Na referida carta-prefácio lê-se: «...... Por esta forma viria o Porto a tornar-se em pouco tempo um verdadeiro emporio commercial. Urgia, portanto, não demorar a realisação d’esse grande melhoramento, que muito desenvolveria a riqueza publica e transformaria completamente essa predestinada localidade de Leça e Mattosinhos, fazendo expandir até ali a cidade do Porto, creando novas industrias, desenvolvendo extraordinariamente outras e tornando-se um centro de grandissima vida e actividade commercial e industrial».
E mais adiante: «É da construcção do novo porto de Leixões, com todos os accessorios e a rêde de vias-ferreas que deve dar-lhe serviço, que muito superiormente tratou nos seus artigos o snr. Dr. Afonso Cordeiro».

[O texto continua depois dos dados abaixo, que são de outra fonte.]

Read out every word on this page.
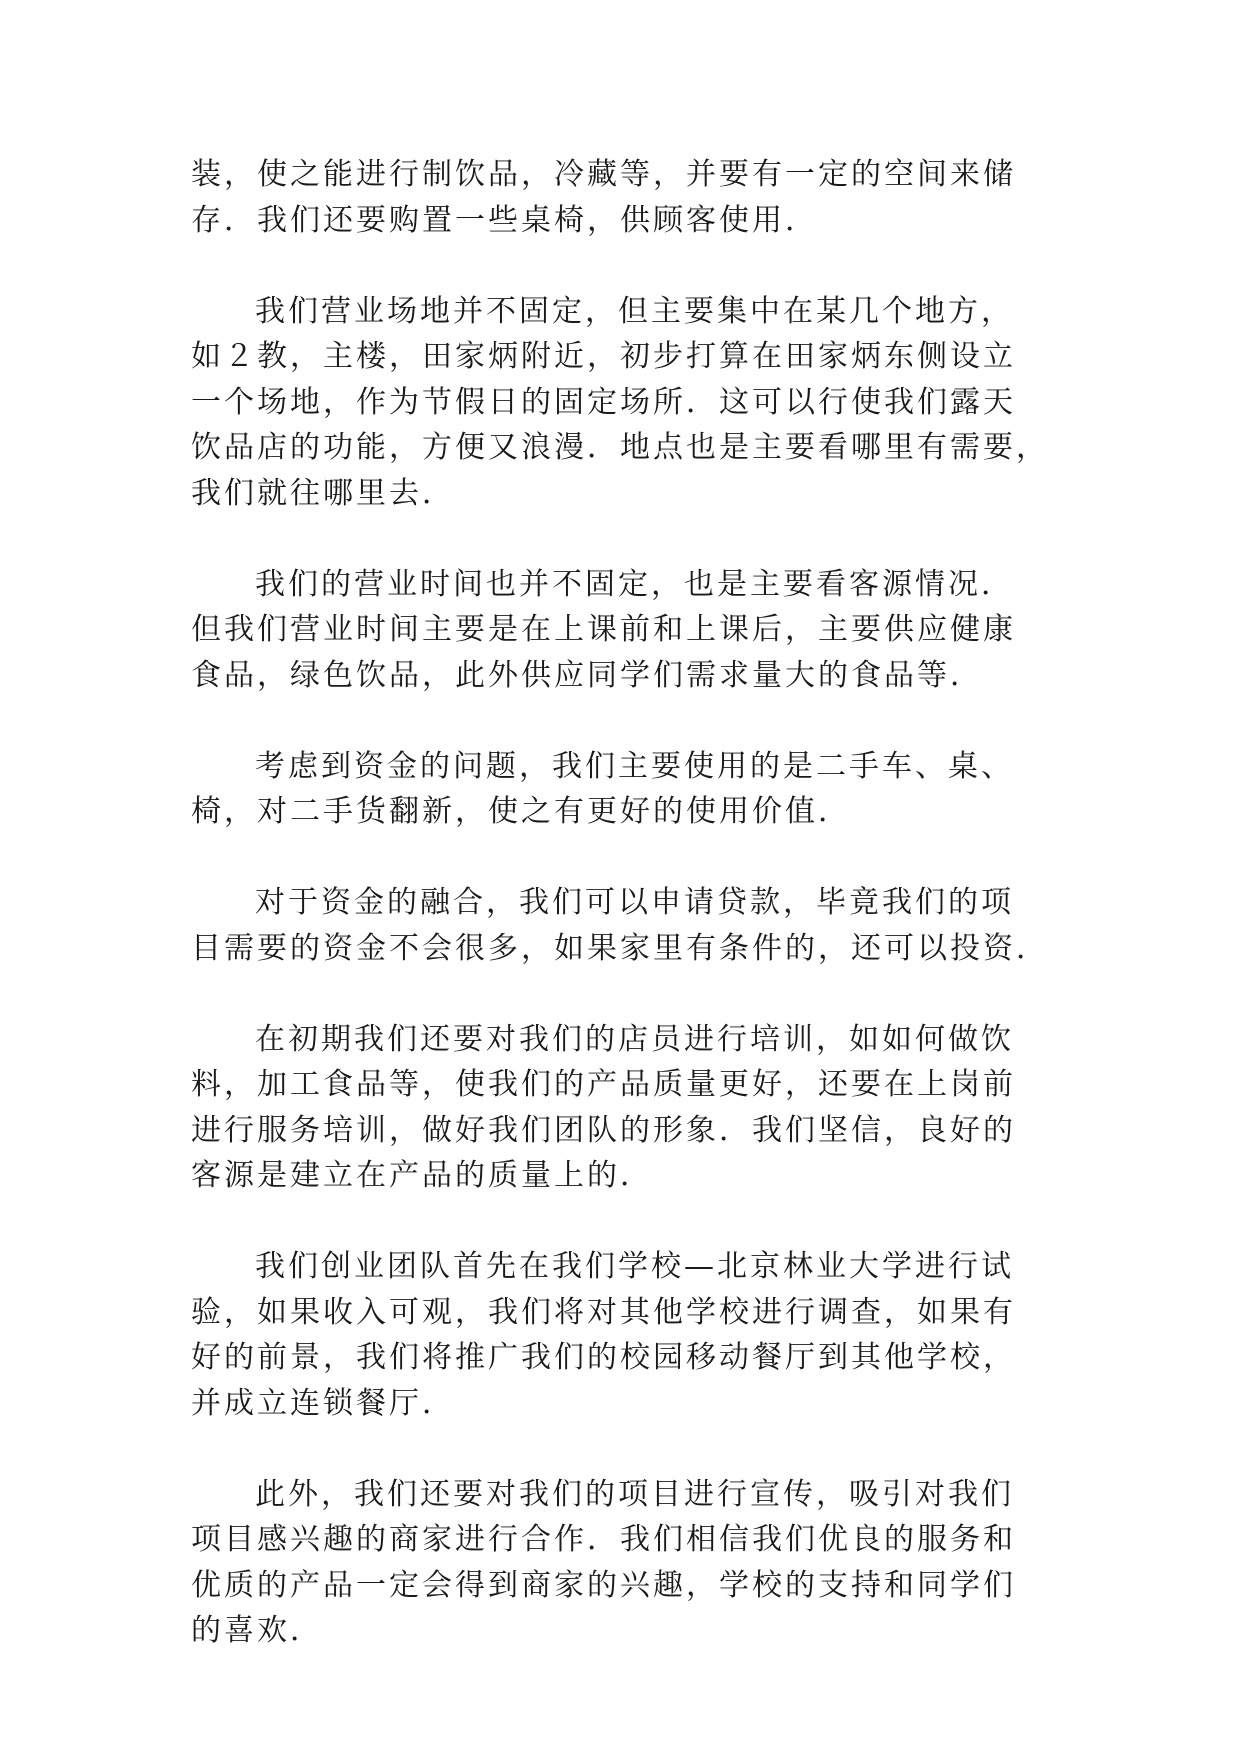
装，使之能进行制饮品，冷藏等，并要有一定的空间来储
存．我们还要购置一些桌椅，供顾客使用．
我们营业场地并不固定，但主要集中在某几个地方，
如２教，主楼，田家炳附近，初步打算在田家炳东侧设立
一个场地，作为节假日的固定场所．这可以行使我们露天
饮品店的功能，方便又浪漫．地点也是主要看哪里有需要，
我们就往哪里去．
我们的营业时间也并不固定，也是主要看客源情况．
但我们营业时间主要是在上课前和上课后，主要供应健康
食品，绿色饮品，此外供应同学们需求量大的食品等．
考虑到资金的问题，我们主要使用的是二手车、桌、
椅，对二手货翻新，使之有更好的使用价值．
对于资金的融合，我们可以申请贷款，毕竟我们的项
目需要的资金不会很多，如果家里有条件的，还可以投资．
在初期我们还要对我们的店员进行培训，如如何做饮
料，加工食品等，使我们的产品质量更好，还要在上岗前
进行服务培训，做好我们团队的形象．我们坚信，良好的
客源是建立在产品的质量上的．
我们创业团队首先在我们学校—北京林业大学进行试
验，如果收入可观，我们将对其他学校进行调查，如果有
好的前景，我们将推广我们的校园移动餐厅到其他学校，
并成立连锁餐厅．
此外，我们还要对我们的项目进行宣传，吸引对我们
项目感兴趣的商家进行合作．我们相信我们优良的服务和
优质的产品一定会得到商家的兴趣，学校的支持和同学们
的喜欢．
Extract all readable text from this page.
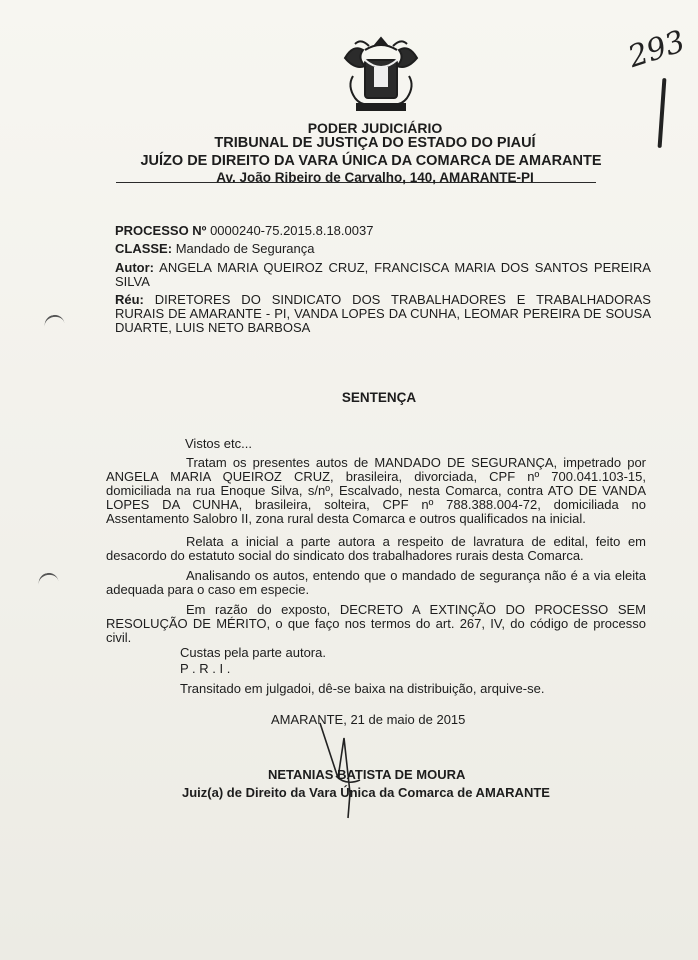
293
PODER JUDICIÁRIO
TRIBUNAL DE JUSTIÇA DO ESTADO DO PIAUÍ
JUÍZO DE DIREITO DA VARA ÚNICA DA COMARCA DE AMARANTE
Av. João Ribeiro de Carvalho, 140, AMARANTE-PI
PROCESSO Nº 0000240-75.2015.8.18.0037
CLASSE: Mandado de Segurança
Autor: ANGELA MARIA QUEIROZ CRUZ, FRANCISCA MARIA DOS SANTOS PEREIRA SILVA
Réu: DIRETORES DO SINDICATO DOS TRABALHADORES E TRABALHADORAS RURAIS DE AMARANTE - PI, VANDA LOPES DA CUNHA, LEOMAR PEREIRA DE SOUSA DUARTE, LUIS NETO BARBOSA
SENTENÇA
Vistos etc...
Tratam os presentes autos de MANDADO DE SEGURANÇA, impetrado por ANGELA MARIA QUEIROZ CRUZ, brasileira, divorciada, CPF nº 700.041.103-15, domiciliada na rua Enoque Silva, s/nº, Escalvado, nesta Comarca, contra ATO DE VANDA LOPES DA CUNHA, brasileira, solteira, CPF nº 788.388.004-72, domiciliada no Assentamento Salobro II, zona rural desta Comarca e outros qualificados na inicial.
Relata a inicial a parte autora a respeito de lavratura de edital, feito em desacordo do estatuto social do sindicato dos trabalhadores rurais desta Comarca.
Analisando os autos, entendo que o mandado de segurança não é a via eleita adequada para o caso em especie.
Em razão do exposto, DECRETO A EXTINÇÃO DO PROCESSO SEM RESOLUÇÃO DE MÉRITO, o que faço nos termos do art. 267, IV, do código de processo civil.
Custas pela parte autora.
P . R . I .
Transitado em julgadoi, dê-se baixa na distribuição, arquive-se.
AMARANTE, 21 de maio de 2015
NETANIAS BATISTA DE MOURA
Juiz(a) de Direito da Vara Única da Comarca de AMARANTE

O retrato do doutor Cordeiro está em lugar de honra na secretaria do Hospital de Matosinhos, do qual foi grande benemérito. O Comércio de Leixões de 10 de Janeiro de 1926 é consagrado ao prestante cidadão, inserindo o seu retrato, e no número do mesmo jornal relativo ao dia 17 do referido mês vêm reproduzidos os discursos pronunciados por diferentes amigos à beira da sua sepultura. O doutor Afonso Cordeiro foi um grande trasmontano, que muito honrou a nossa terra, a quem segundo refere O Primeiro de Janeiro de 11 de Setembro de 1928, vai ser levantado, por subscrição pública, um monumento.